The function returns a list with two entries. The first, vec, returns the membership of nodes. It is one if a node is in the core and 0 if not. The second entry corr is the correlation of the adjacency matrix with the ideal adjacency matrix given from the vec memberships. In this case, the correlation is one meaning that we have discovered the perfect core-periphery structure. In empirical applications, we rarely expect such a good fit.

The function also has an argument which allows to use different optimization techniques to find core-periphery structures (the problem of finding the optimal solution is too complex). For illustration, we rewire some edges of the graph sg to destroy the idealized structure and use all implemented optimization methods.

set.seed(45)
sg1 <- rewire(sg, each_edge(0.25))
core_periphery(sg1, method = "rk1_dc")
$vec
 [1] 1 1 1 1 1 1 1 1 1 1 1 1 1 1 1 0 0 0 0 0 0 1 0 0 0 0 1 0 0 0 0 0 0 0 0 0 0 0
[39] 0 0 0 0 0 0 0 0 0 0 0 0

$corr
[1] 0.516635
core_periphery(sg1, method = "rk1_ec")
$vec
 [1] 1 1 1 1 1 1 1 1 1 1 1 1 1 1 1 0 0 0 0 0 0 1 0 0 0 0 0 0 1 0 1 0 0 0 0 0 0 0
[39] 0 0 0 0 0 1 0 0 0 0 0 0

$corr
[1] 0.515428
core_periphery(sg1, method = "GA")
$vec
 [1] 1 1 1 1 1 1 1 1 1 1 1 1 1 1 1 0 0 0 0 0 0 1 0 0 0 0 1 0 0 0 0 0 0 0 0 0 0 0
[39] 0 0 0 0 0 1 0 0 0 0 0 0

$corr
[1] 0.519357

rk1_dc and rk1_ec are so called rank-one matix approximation methods which infer an idealized structure via the degrees and eigenvectors of the adjacency matrix. These methods are extremely fast but might result in a lower quality of the result compared to GA which runs a genetic algorithm.

There are several extensions to this simple discrete core-periphery model. An extension for weighted networks is implemented in the package ITNr.

4.6 Scientific Reading

Vincent D. Blondel, Jean-Loup Guillaume, Renaud Lambiotte, Etienne Lefebvre: Fast unfolding of communities in large networks. J. Stat. Mech. (2008) P10008

Traag, V. A., Waltman, L., & van Eck, N. J. (2019). From Louvain to Leiden: guaranteeing well-connected communities. Scientific reports, 9(1), 5233.

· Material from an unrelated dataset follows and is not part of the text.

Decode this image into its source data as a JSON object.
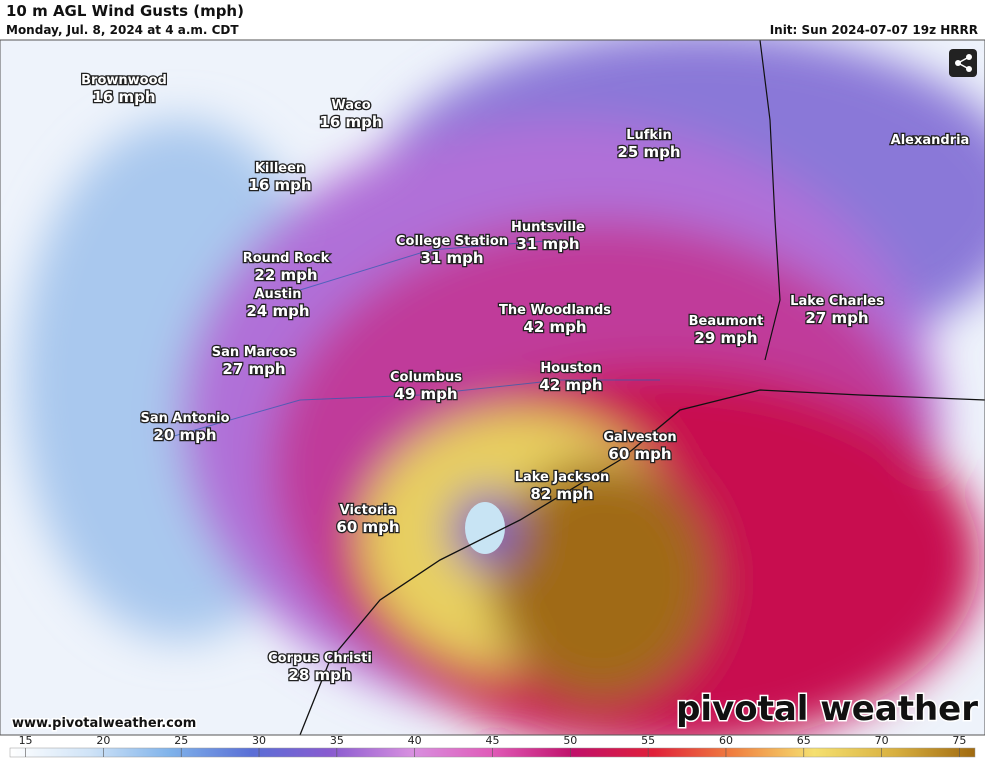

Žiberna, A. (2007). Generalized Blockmodeling of Valued Networks. Social Networks, 29(1), 105-126. doi: 10.1016/j.socnet.2006.04.002

Žiberna, A. (2008). Direct and indirect approaches to blockmodeling of valued networks in terms of regular equivalence. Journal of Mathematical Sociology, 32(1), 57-84. doi: 10.1080/00222500701790207

Žiberna, A. (2014). Blockmodeling of multilevel networks. Social Networks, 39(1), 46-61. doi: 10.1016/j.socnet.2014.04.002

Borgatti, Stephen P., and Martin G. Everett. “Models of core/periphery structures.” Social networks 21.4 (2000): 375-395.